Classical physics (which includes Einstein's worldline) was puzzled by the "arrow of time" as all the laws of nature were thought to work on the external extension and be reversible in time. There were, to be sure, the thermodynamic arrow (things get disordered technically entropy increases and broken crockery doesn't spontaneously reassemble), the cosmological arrow (the universe is expanding) and the physiological arrow (we remember the past but not the future) but how were they connected to each other.

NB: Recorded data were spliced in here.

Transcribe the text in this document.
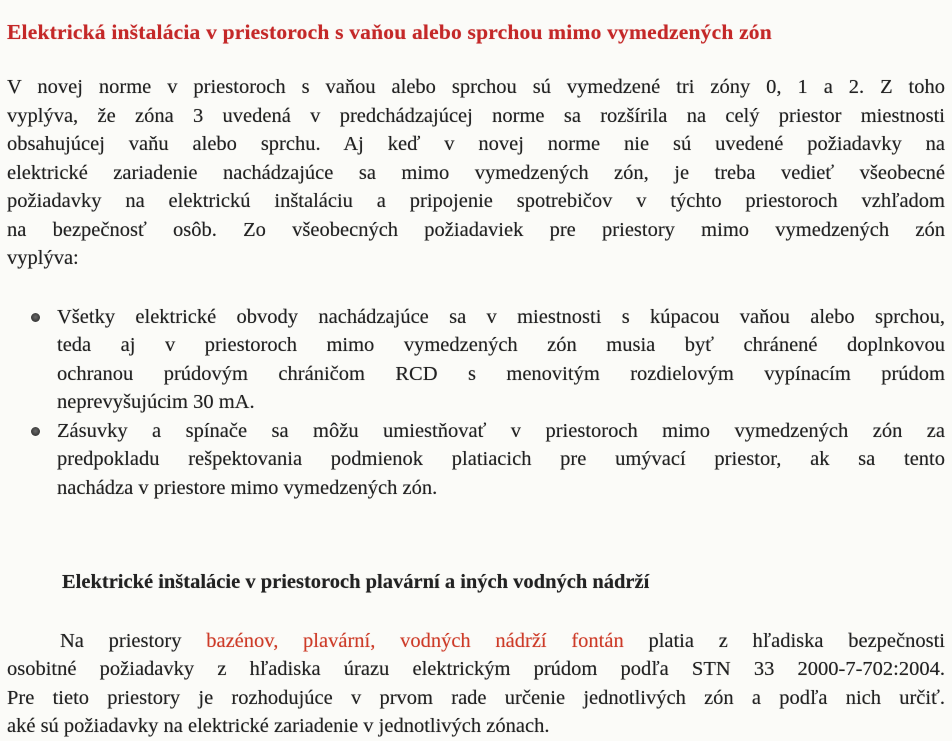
Elektrická inštalácia v priestoroch s vaňou alebo sprchou mimo vymedzených zón
V novej norme v priestoroch s vaňou alebo sprchou sú vymedzené tri zóny 0, 1 a 2. Z toho
vyplýva, že zóna 3 uvedená v predchádzajúcej norme sa rozšírila na celý priestor miestnosti
obsahujúcej vaňu alebo sprchu. Aj keď v novej norme nie sú uvedené požiadavky na
elektrické zariadenie nachádzajúce sa mimo vymedzených zón, je treba vedieť všeobecné
požiadavky na elektrickú inštaláciu a pripojenie spotrebičov v týchto priestoroch vzhľadom
na bezpečnosť osôb. Zo všeobecných požiadaviek pre priestory mimo vymedzených zón
vyplýva:
Všetky elektrické obvody nachádzajúce sa v miestnosti s kúpacou vaňou alebo sprchou,
teda aj v priestoroch mimo vymedzených zón musia byť chránené doplnkovou
ochranou prúdovým chráničom RCD s menovitým rozdielovým vypínacím prúdom
neprevyšujúcim 30 mA.
Zásuvky a spínače sa môžu umiestňovať v priestoroch mimo vymedzených zón za
predpokladu rešpektovania podmienok platiacich pre umývací priestor, ak sa tento
nachádza v priestore mimo vymedzených zón.
Elektrické inštalácie v priestoroch plavární a iných vodných nádrží
Na priestory bazénov, plavární, vodných nádrží fontán platia z hľadiska bezpečnosti
osobitné požiadavky z hľadiska úrazu elektrickým prúdom podľa STN 33 2000-7-702:2004.
Pre tieto priestory je rozhodujúce v prvom rade určenie jednotlivých zón a podľa nich určiť.
aké sú požiadavky na elektrické zariadenie v jednotlivých zónach.
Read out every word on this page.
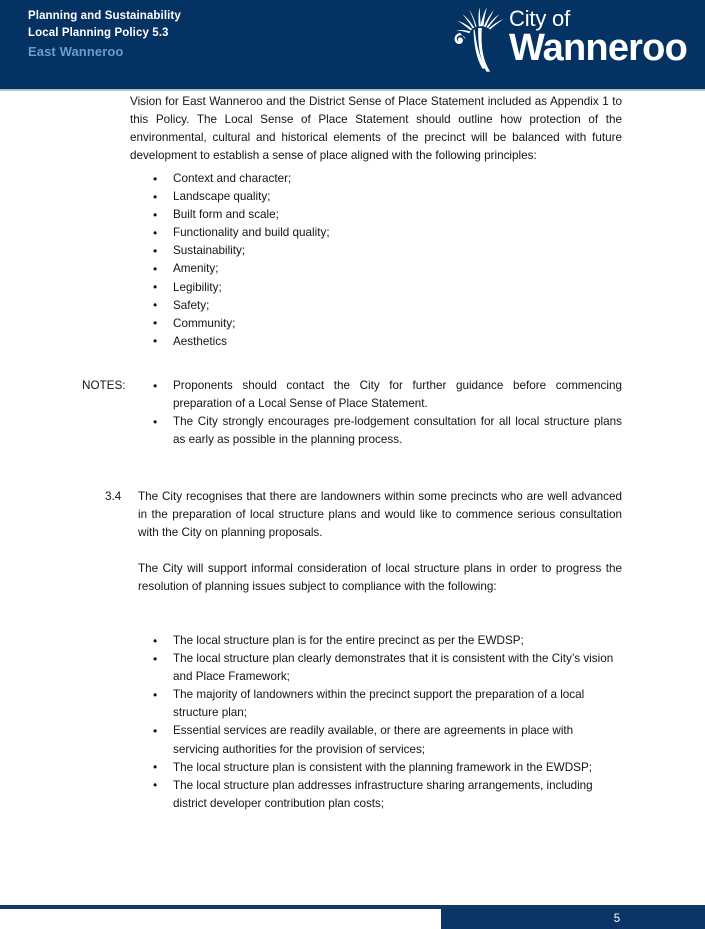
Planning and Sustainability
Local Planning Policy 5.3
East Wanneroo
City of
Wanneroo
Vision for East Wanneroo and the District Sense of Place Statement included as Appendix 1 to this Policy. The Local Sense of Place Statement should outline how protection of the environmental, cultural and historical elements of the precinct will be balanced with future development to establish a sense of place aligned with the following principles:
• Context and character;
• Landscape quality;
• Built form and scale;
• Functionality and build quality;
• Sustainability;
• Amenity;
• Legibility;
• Safety;
• Community;
• Aesthetics
NOTES:	• Proponents should contact the City for further guidance before commencing preparation of a Local Sense of Place Statement.
• The City strongly encourages pre-lodgement consultation for all local structure plans as early as possible in the planning process.
3.4 The City recognises that there are landowners within some precincts who are well advanced in the preparation of local structure plans and would like to commence serious consultation with the City on planning proposals.

The City will support informal consideration of local structure plans in order to progress the resolution of planning issues subject to compliance with the following:

• The local structure plan is for the entire precinct as per the EWDSP;
• The local structure plan clearly demonstrates that it is consistent with the City’s vision and Place Framework;
• The majority of landowners within the precinct support the preparation of a local structure plan;
• Essential services are readily available, or there are agreements in place with servicing authorities for the provision of services;
• The local structure plan is consistent with the planning framework in the EWDSP;
• The local structure plan addresses infrastructure sharing arrangements, including district developer contribution plan costs;
5
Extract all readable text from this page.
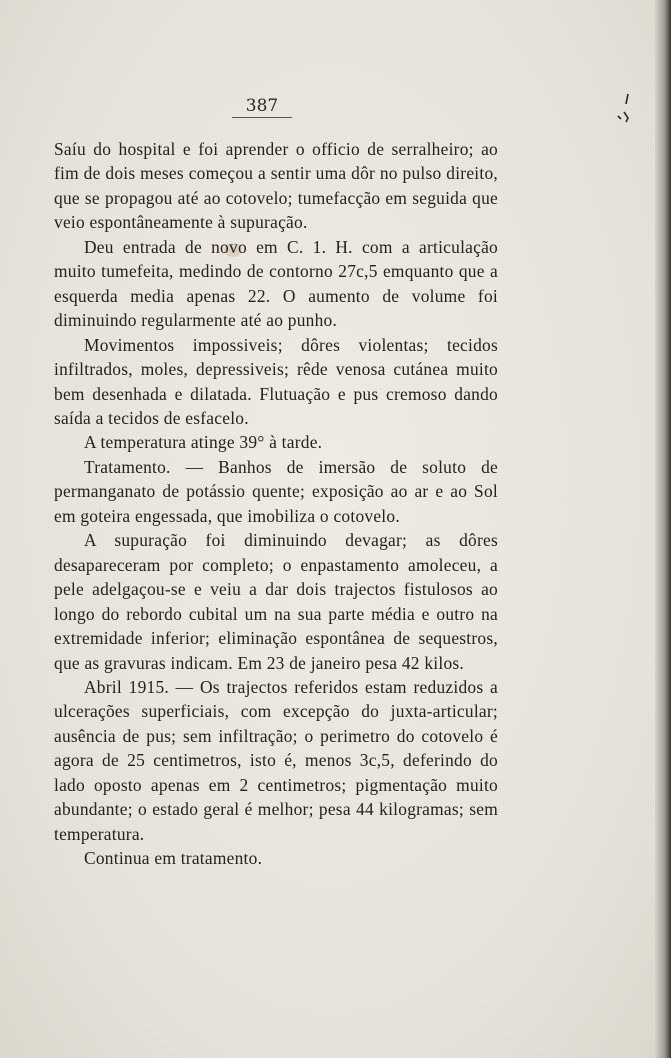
387

Saíu do hospital e foi aprender o officio de serralheiro; ao fim de dois meses começou a sentir uma dôr no pulso direito, que se propagou até ao cotovelo; tumefacção em seguida que veio espontâneamente à supuração.

Deu entrada de novo em C. 1. H. com a articulação muito tumefeita, medindo de contorno 27c,5 emquanto que a esquerda media apenas 22. O aumento de volume foi diminuindo regularmente até ao punho.

Movimentos impossiveis; dôres violentas; tecidos infiltrados, moles, depressiveis; rêde venosa cutánea muito bem desenhada e dilatada. Flutuação e pus cremoso dando saída a tecidos de esfacelo.

A temperatura atinge 39° à tarde.

Tratamento. — Banhos de imersão de soluto de permanganato de potássio quente; exposição ao ar e ao Sol em goteira engessada, que imobiliza o cotovelo.

A supuração foi diminuindo devagar; as dôres desapareceram por completo; o enpastamento amoleceu, a pele adelgaçou-se e veiu a dar dois trajectos fistulosos ao longo do rebordo cubital um na sua parte média e outro na extremidade inferior; eliminação espontânea de sequestros, que as gravuras indicam. Em 23 de janeiro pesa 42 kilos.

Abril 1915. — Os trajectos referidos estam reduzidos a ulcerações superficiais, com excepção do juxta-articular; ausência de pus; sem infiltração; o perimetro do cotovelo é agora de 25 centimetros, isto é, menos 3c,5, deferindo do lado oposto apenas em 2 centimetros; pigmentação muito abundante; o estado geral é melhor; pesa 44 kilogramas; sem temperatura.

Continua em tratamento.
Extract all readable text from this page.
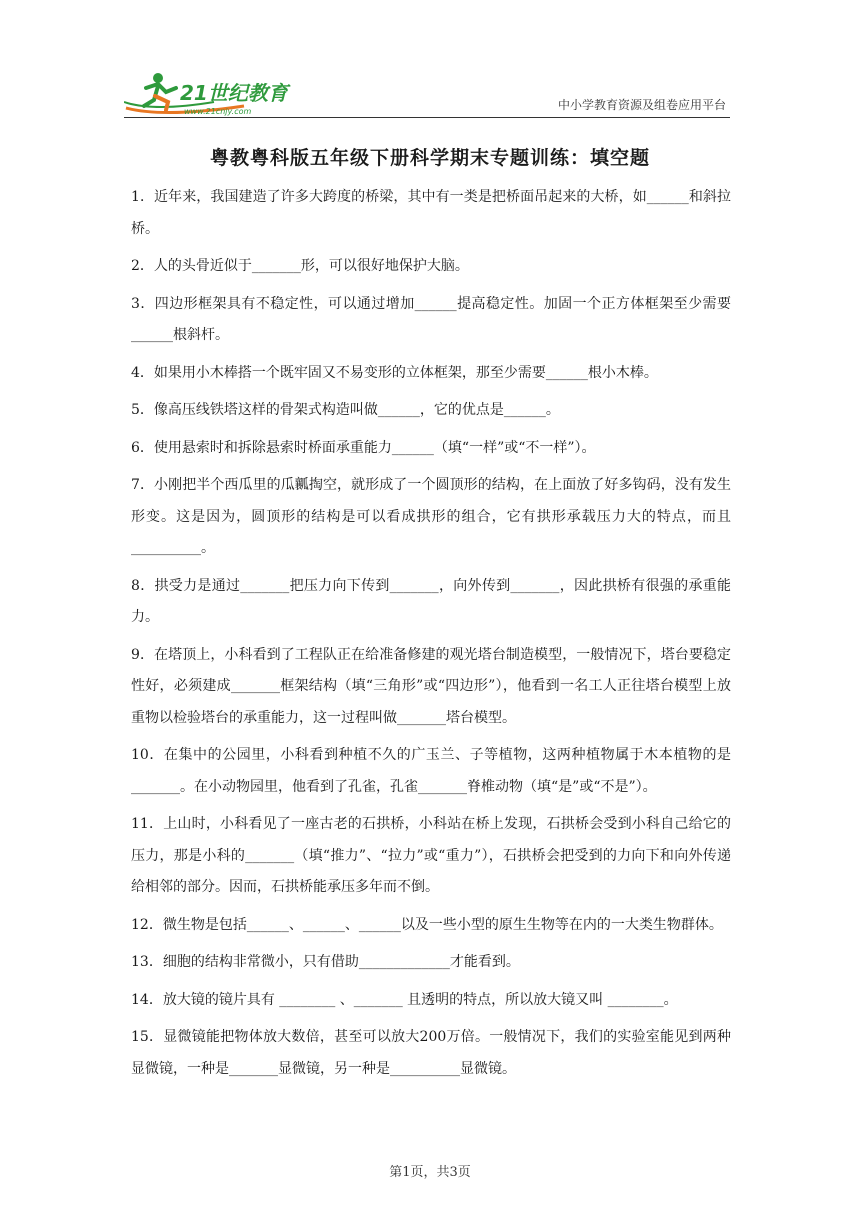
21世纪教育
www.21cnjy.com	中小学教育资源及组卷应用平台
粤教粤科版五年级下册科学期末专题训练：填空题

1．近年来，我国建造了许多大跨度的桥梁，其中有一类是把桥面吊起来的大桥，如______和斜拉桥。

2．人的头骨近似于_______形，可以很好地保护大脑。

3．四边形框架具有不稳定性，可以通过增加______提高稳定性。加固一个正方体框架至少需要______根斜杆。

4．如果用小木棒搭一个既牢固又不易变形的立体框架，那至少需要______根小木棒。

5．像高压线铁塔这样的骨架式构造叫做______，它的优点是______。

6．使用悬索时和拆除悬索时桥面承重能力______（填“一样”或“不一样”）。

7．小刚把半个西瓜里的瓜瓤掏空，就形成了一个圆顶形的结构，在上面放了好多钩码，没有发生形变。这是因为，圆顶形的结构是可以看成拱形的组合，它有拱形承载压力大的特点，而且__________。

8．拱受力是通过_______把压力向下传到_______，向外传到_______，因此拱桥有很强的承重能力。

9．在塔顶上，小科看到了工程队正在给准备修建的观光塔台制造模型，一般情况下，塔台要稳定性好，必须建成_______框架结构（填“三角形”或“四边形”），他看到一名工人正往塔台模型上放重物以检验塔台的承重能力，这一过程叫做_______塔台模型。

10．在集中的公园里，小科看到种植不久的广玉兰、子等植物，这两种植物属于木本植物的是_______。在小动物园里，他看到了孔雀，孔雀_______脊椎动物（填“是”或“不是”）。

11．上山时，小科看见了一座古老的石拱桥，小科站在桥上发现，石拱桥会受到小科自己给它的压力，那是小科的_______（填“推力”、“拉力”或“重力”），石拱桥会把受到的力向下和向外传递给相邻的部分。因而，石拱桥能承压多年而不倒。

12．微生物是包括______、______、______以及一些小型的原生生物等在内的一大类生物群体。

13．细胞的结构非常微小，只有借助_____________才能看到。

14．放大镜的镜片具有 ________ 、_______ 且透明的特点，所以放大镜又叫 ________。

15．显微镜能把物体放大数倍，甚至可以放大200万倍。一般情况下，我们的实验室能见到两种显微镜，一种是_______显微镜，另一种是__________显微镜。

第1页，共3页
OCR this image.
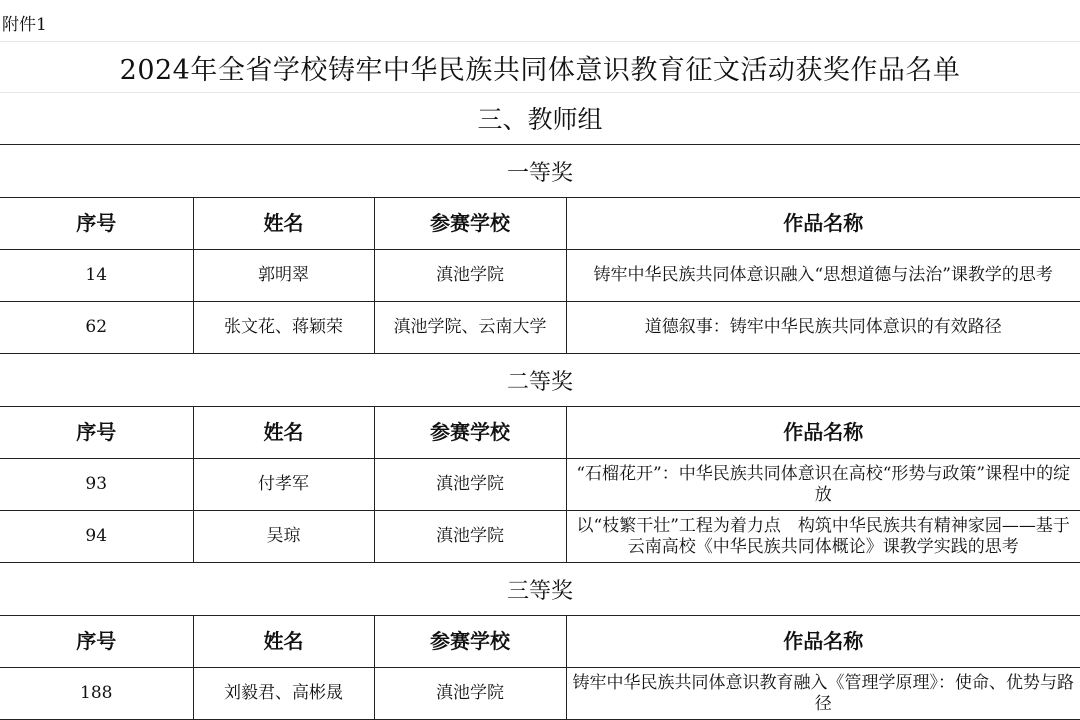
附件1
2024年全省学校铸牢中华民族共同体意识教育征文活动获奖作品名单
三、教师组
一等奖
序号	姓名	参赛学校	作品名称
14	郭明翠	滇池学院	铸牢中华民族共同体意识融入“思想道德与法治”课教学的思考
62	张文花、蒋颖荣	滇池学院、云南大学	道德叙事：铸牢中华民族共同体意识的有效路径
二等奖
序号	姓名	参赛学校	作品名称
93	付孝军	滇池学院	“石榴花开”：中华民族共同体意识在高校“形势与政策”课程中的绽放
94	吴琼	滇池学院	以“枝繁干壮”工程为着力点　构筑中华民族共有精神家园——基于云南高校《中华民族共同体概论》课教学实践的思考
三等奖
序号	姓名	参赛学校	作品名称
188	刘毅君、高彬晟	滇池学院	铸牢中华民族共同体意识教育融入《管理学原理》：使命、优势与路径
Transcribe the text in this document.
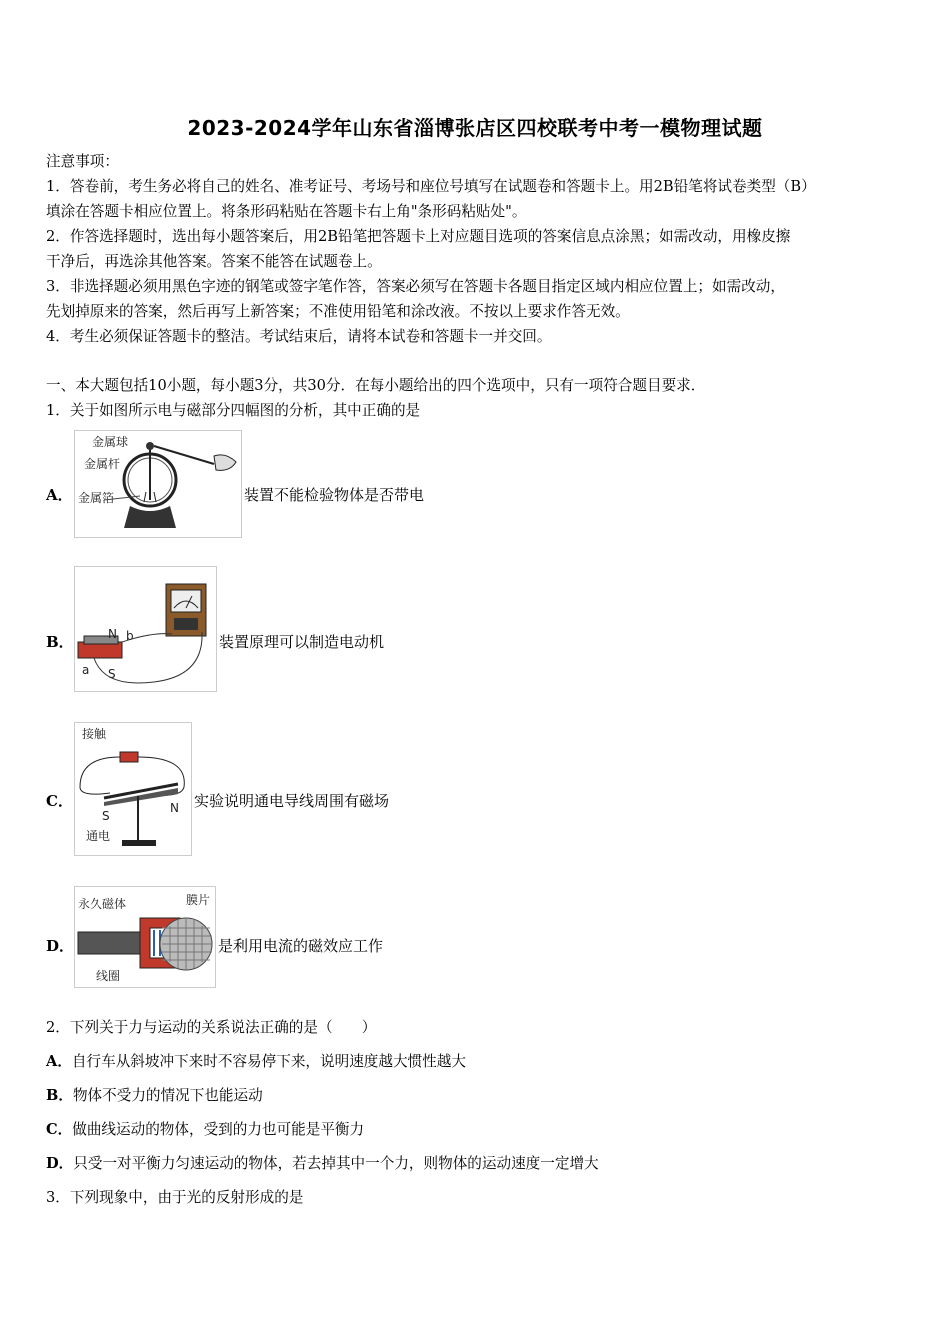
2023-2024学年山东省淄博张店区四校联考中考一模物理试题
注意事项：
1．答卷前，考生务必将自己的姓名、准考证号、考场号和座位号填写在试题卷和答题卡上。用2B铅笔将试卷类型（B）
填涂在答题卡相应位置上。将条形码粘贴在答题卡右上角"条形码粘贴处"。
2．作答选择题时，选出每小题答案后，用2B铅笔把答题卡上对应题目选项的答案信息点涂黑；如需改动，用橡皮擦
干净后，再选涂其他答案。答案不能答在试题卷上。
3．非选择题必须用黑色字迹的钢笔或签字笔作答，答案必须写在答题卡各题目指定区域内相应位置上；如需改动，
先划掉原来的答案，然后再写上新答案；不准使用铅笔和涂改液。不按以上要求作答无效。
4．考生必须保证答题卡的整洁。考试结束后，请将本试卷和答题卡一并交回。
一、本大题包括10小题，每小题3分，共30分．在每小题给出的四个选项中，只有一项符合题目要求．
1．关于如图所示电与磁部分四幅图的分析，其中正确的是
A．
金属球
金属杆
金属箔	装置不能检验物体是否带电
B．	N b
a S
装置原理可以制造电动机
C．
接触
S
N
通电
实验说明通电导线周围有磁场
D．
永久磁体	膜片
线圈
是利用电流的磁效应工作
2．下列关于力与运动的关系说法正确的是（　　）
A．自行车从斜坡冲下来时不容易停下来，说明速度越大惯性越大
B．物体不受力的情况下也能运动
C．做曲线运动的物体，受到的力也可能是平衡力
D．只受一对平衡力匀速运动的物体，若去掉其中一个力，则物体的运动速度一定增大
3．下列现象中，由于光的反射形成的是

The new physics connects them all: the tendency of things to be in the most probable states (the disordered, unfortunately) is directly related to the sigh extension of things; the tendency of the universe to expand (at the start when it was most crucial) can be calculated and was highly probable; and memory involves the worldline not the worldgraph. The arrows of time are all connected to the sigh extension and its expression as the worldline.
One thing emerges, though, Descartes got it wrong the difference between mind and body is not that matter has extension while mind does not the difference is actually that of an extension in an internal space and an extension in an external space.
There you have it, as predicted, the way that modern science "is no longer concerned exclusively with the external world of result and phenomena, but has begun to examine the internal world of cause and essence as well."